Senin, 13 Oktober 2014


MICROCELLULAR INJECTION MOLDING SEBAGAI ALTERNATIF DALAM PEMBUATAN PRODUK PLASTIK
MICROCELLULAR INJECTION MOLDING AS AN ALTERNATIVE FOR MANUFACTURING PLASTIC PRODUCTS
Seiring dengan berkembangnya teknologi injection molding sekarang ini, proses injection molding yang sudah ada dapat diganti dengan metode yang lebih baik. Microcelluar injection molding merupakan salah satu hasil pengembangan dari conventional injection molding yang mampu menambah kapasitas cavity serta mengurangi sink mark, warpage dan berat produk tanpa mengganti spesifikasi mesin.

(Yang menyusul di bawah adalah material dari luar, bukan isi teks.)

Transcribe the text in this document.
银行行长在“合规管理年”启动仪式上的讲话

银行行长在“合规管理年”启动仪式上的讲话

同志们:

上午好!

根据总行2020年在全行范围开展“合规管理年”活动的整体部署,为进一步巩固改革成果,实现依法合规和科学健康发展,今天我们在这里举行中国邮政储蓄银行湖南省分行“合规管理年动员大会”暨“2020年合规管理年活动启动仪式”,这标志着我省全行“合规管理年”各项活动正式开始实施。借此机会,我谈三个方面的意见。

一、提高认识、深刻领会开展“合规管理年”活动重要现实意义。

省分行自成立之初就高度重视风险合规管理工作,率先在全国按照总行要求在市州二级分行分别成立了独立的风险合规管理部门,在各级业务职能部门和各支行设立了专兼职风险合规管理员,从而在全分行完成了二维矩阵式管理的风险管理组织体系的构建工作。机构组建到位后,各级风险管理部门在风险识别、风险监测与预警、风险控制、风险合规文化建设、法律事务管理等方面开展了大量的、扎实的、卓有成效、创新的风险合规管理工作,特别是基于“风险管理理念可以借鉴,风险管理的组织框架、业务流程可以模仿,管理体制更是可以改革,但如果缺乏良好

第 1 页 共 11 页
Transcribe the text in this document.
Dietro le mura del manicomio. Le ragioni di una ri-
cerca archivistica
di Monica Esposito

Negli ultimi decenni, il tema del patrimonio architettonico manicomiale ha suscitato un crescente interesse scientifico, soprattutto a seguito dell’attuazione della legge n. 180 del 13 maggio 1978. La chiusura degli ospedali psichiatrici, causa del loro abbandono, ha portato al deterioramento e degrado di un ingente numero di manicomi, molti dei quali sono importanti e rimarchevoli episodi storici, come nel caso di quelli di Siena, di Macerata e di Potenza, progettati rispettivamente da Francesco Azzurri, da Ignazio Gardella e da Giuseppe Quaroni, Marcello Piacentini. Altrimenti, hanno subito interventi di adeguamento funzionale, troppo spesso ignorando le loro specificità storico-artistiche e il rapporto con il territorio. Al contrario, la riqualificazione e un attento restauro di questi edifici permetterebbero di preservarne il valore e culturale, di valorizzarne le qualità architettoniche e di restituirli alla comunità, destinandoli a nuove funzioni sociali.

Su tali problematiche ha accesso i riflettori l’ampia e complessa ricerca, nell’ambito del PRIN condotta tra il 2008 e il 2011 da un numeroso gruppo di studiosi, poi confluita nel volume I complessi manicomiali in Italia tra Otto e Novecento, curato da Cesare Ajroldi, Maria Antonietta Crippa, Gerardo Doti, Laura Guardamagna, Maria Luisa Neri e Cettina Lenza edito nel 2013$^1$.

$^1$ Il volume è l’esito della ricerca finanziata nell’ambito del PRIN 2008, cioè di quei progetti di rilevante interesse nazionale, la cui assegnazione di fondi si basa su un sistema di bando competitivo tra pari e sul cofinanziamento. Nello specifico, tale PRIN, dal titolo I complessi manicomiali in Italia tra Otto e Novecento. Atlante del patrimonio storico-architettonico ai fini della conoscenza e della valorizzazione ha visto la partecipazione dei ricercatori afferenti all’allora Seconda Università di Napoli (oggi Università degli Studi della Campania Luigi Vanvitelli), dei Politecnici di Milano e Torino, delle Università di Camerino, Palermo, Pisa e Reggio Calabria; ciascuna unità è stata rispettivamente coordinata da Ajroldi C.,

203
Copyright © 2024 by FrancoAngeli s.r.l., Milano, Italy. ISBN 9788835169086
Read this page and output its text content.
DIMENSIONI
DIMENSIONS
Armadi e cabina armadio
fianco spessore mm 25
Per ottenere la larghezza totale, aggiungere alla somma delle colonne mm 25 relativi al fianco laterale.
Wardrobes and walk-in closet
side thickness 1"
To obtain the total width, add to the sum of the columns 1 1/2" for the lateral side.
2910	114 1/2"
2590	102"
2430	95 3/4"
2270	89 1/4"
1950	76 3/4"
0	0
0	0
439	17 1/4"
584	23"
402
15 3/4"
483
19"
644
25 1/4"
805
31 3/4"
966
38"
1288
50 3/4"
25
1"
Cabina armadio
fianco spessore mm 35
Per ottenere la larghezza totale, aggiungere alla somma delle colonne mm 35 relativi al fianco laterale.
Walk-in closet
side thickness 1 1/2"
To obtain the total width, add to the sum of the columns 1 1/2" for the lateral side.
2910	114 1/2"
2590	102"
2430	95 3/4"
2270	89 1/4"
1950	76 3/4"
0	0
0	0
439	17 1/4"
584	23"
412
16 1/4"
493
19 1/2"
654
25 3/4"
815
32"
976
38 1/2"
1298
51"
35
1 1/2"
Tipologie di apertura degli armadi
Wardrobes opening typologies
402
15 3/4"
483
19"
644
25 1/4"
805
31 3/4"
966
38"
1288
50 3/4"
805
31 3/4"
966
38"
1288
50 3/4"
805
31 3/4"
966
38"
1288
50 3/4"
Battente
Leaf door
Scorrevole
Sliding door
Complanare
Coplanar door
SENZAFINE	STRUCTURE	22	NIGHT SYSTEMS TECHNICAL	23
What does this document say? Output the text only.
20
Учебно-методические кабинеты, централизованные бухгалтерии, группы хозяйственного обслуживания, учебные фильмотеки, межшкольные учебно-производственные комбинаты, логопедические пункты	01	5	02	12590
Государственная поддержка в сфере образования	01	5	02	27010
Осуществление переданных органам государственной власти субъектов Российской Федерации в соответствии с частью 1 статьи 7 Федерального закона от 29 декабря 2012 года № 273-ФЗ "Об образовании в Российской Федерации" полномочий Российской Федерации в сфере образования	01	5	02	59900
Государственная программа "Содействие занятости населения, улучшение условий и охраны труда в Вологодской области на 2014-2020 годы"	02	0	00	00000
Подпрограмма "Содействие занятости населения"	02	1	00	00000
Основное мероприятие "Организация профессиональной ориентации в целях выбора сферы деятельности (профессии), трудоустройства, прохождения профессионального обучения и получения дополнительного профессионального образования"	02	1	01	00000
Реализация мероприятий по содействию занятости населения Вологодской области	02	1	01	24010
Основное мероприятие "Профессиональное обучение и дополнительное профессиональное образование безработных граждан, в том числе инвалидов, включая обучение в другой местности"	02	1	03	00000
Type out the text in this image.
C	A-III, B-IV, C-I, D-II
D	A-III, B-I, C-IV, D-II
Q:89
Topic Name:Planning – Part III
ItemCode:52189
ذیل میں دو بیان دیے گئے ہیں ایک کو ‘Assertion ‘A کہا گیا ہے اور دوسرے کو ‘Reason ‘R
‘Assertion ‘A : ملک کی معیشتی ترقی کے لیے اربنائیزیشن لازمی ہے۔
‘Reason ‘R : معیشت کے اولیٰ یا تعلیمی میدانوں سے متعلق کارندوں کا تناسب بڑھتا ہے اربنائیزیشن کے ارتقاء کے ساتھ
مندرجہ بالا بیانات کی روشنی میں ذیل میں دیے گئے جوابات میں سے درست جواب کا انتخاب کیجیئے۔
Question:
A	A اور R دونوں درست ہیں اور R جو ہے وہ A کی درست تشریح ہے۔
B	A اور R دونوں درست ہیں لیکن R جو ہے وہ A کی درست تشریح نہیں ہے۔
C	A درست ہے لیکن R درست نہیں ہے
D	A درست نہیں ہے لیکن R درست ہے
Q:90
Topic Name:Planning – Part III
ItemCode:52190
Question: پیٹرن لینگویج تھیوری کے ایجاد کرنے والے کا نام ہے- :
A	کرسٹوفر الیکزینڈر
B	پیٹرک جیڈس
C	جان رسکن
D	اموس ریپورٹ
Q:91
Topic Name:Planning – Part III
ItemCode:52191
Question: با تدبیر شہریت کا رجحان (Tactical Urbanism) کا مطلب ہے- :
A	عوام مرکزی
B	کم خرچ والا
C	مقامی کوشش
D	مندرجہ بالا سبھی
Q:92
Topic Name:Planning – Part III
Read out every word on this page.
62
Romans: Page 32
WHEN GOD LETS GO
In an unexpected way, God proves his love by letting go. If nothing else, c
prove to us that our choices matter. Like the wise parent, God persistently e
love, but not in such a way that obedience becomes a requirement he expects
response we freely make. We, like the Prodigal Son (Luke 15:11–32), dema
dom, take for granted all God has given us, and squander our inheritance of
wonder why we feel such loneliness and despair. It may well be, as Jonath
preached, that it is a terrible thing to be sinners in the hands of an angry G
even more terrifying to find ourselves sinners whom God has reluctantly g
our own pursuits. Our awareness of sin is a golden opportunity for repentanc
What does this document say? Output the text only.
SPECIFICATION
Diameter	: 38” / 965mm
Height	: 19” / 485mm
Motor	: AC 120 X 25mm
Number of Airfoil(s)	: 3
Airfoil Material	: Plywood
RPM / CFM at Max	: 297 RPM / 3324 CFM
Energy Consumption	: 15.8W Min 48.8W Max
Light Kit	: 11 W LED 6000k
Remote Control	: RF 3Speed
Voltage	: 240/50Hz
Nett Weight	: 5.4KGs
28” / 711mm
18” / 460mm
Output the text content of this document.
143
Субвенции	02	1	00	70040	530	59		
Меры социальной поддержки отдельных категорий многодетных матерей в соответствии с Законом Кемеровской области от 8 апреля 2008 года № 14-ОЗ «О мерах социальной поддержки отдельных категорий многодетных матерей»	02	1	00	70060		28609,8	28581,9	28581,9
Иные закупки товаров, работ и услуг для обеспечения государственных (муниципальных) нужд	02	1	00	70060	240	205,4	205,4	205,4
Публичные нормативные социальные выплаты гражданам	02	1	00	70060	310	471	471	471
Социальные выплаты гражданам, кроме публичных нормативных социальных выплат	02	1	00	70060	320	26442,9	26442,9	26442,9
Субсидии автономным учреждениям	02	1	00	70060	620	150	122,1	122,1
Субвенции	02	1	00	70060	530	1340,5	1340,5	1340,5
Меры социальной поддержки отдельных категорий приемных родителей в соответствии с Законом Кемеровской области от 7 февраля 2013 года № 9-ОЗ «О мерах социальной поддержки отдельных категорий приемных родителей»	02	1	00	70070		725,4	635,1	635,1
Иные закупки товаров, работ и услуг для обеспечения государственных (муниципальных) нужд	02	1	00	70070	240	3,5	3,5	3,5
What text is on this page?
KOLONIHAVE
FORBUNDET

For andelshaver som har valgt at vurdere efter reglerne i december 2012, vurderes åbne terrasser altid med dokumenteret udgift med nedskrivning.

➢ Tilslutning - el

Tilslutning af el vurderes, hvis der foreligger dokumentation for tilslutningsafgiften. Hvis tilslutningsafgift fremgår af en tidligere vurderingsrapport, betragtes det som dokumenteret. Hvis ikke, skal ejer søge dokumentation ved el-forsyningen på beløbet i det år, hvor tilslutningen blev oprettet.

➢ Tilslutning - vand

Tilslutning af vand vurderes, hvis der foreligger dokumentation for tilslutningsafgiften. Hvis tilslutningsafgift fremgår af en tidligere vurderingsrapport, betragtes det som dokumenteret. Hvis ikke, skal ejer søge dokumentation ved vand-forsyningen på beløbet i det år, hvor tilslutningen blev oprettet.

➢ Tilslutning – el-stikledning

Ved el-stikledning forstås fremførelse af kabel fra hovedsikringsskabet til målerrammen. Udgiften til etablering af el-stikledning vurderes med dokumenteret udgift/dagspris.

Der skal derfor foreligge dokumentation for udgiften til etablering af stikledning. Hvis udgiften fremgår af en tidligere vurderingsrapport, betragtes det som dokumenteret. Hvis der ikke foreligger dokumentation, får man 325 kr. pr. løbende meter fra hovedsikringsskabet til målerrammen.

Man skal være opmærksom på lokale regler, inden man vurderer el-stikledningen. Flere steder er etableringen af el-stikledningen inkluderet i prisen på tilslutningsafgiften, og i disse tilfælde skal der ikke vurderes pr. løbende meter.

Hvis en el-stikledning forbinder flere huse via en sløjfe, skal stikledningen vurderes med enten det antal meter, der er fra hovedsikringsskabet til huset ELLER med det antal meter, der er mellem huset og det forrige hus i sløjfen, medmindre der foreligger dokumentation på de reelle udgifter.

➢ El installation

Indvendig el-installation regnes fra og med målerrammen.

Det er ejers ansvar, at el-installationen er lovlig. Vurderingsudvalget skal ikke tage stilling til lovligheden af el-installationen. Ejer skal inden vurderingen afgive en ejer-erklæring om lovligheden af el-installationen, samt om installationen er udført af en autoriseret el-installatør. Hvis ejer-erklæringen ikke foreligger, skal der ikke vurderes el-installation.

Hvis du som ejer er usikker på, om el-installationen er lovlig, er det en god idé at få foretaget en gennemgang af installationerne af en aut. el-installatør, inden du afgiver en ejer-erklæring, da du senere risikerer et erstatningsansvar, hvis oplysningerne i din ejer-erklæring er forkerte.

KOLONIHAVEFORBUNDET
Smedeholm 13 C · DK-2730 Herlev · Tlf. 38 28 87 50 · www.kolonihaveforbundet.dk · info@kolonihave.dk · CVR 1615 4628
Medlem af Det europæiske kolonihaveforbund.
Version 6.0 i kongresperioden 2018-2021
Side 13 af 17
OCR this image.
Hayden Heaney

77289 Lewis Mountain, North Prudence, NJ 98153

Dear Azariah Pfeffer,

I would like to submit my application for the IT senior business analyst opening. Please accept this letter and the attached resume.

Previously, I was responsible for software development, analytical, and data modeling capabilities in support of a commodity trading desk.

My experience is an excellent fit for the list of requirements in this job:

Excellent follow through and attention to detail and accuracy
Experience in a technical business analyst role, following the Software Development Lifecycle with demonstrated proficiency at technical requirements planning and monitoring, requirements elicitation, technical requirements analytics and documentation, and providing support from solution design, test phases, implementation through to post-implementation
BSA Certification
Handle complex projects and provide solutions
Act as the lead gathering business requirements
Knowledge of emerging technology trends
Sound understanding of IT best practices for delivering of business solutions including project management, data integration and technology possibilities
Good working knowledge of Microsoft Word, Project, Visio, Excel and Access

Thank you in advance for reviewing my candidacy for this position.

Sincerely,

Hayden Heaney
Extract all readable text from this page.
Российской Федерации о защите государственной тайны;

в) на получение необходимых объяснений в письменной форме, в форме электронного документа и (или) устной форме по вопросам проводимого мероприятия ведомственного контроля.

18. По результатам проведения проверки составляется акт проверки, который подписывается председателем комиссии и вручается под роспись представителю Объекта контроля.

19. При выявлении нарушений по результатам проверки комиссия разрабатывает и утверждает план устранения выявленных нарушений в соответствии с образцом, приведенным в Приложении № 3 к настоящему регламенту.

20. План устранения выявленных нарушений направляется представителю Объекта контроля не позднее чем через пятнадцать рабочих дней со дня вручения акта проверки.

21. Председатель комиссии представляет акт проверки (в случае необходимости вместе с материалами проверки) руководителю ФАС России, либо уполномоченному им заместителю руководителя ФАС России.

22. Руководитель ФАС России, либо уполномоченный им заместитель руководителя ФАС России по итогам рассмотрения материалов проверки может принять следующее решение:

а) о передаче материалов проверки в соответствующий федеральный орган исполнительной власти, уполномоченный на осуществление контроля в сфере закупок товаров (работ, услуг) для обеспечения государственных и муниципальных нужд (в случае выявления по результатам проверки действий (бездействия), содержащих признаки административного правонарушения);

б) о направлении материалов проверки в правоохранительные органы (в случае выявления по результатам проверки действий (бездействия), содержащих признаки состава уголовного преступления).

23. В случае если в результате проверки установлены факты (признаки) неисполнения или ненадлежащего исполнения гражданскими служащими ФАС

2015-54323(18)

Pada tugas akhir ini akan dirancang microcellular injection mold sebagai alternatif pembuatan produk plastik.
Proses injeksi ini akan disimulasikan dengan bantuan software Moldflow Plastic Insight 6.1. Produk yang akan dibuat adalah sebuah tempat margarine (margarine cube). Hasil simulasi yang berupa nilai sink index, warpage, berat produk dan waktu injeksi (fill time) akan dipakai sebagai parameter untuk mengetahui apakah produk cacat atau tidak. Dari penelitian ini dapat diketahui pengaruh microcellular injection molding pada kasus cetakan margarine cube. Microcellular injection molding dapat menghasilkan produk yang lebih banyak karena jumlah cavitynya dapat lebih banyak daripada conventional injection molding.
            Pada kasus ini, conventional injection molding hanya mampu membuat 2 cavity sedangkan microcellular injection molding dapat membuat 4 cavity. Selain itu, nilai parameter seperti fill time, sink index, warpage dan berat produk menunjukkan nilai yang lebih rendah jika dibandingkan dengan conventional injection molding. Sebagai contoh, pada microcellular injection molding diperoleh nilai sink index yang mencapai 0 % sedangkan pada conventional injection molding mencapai 1,4 %.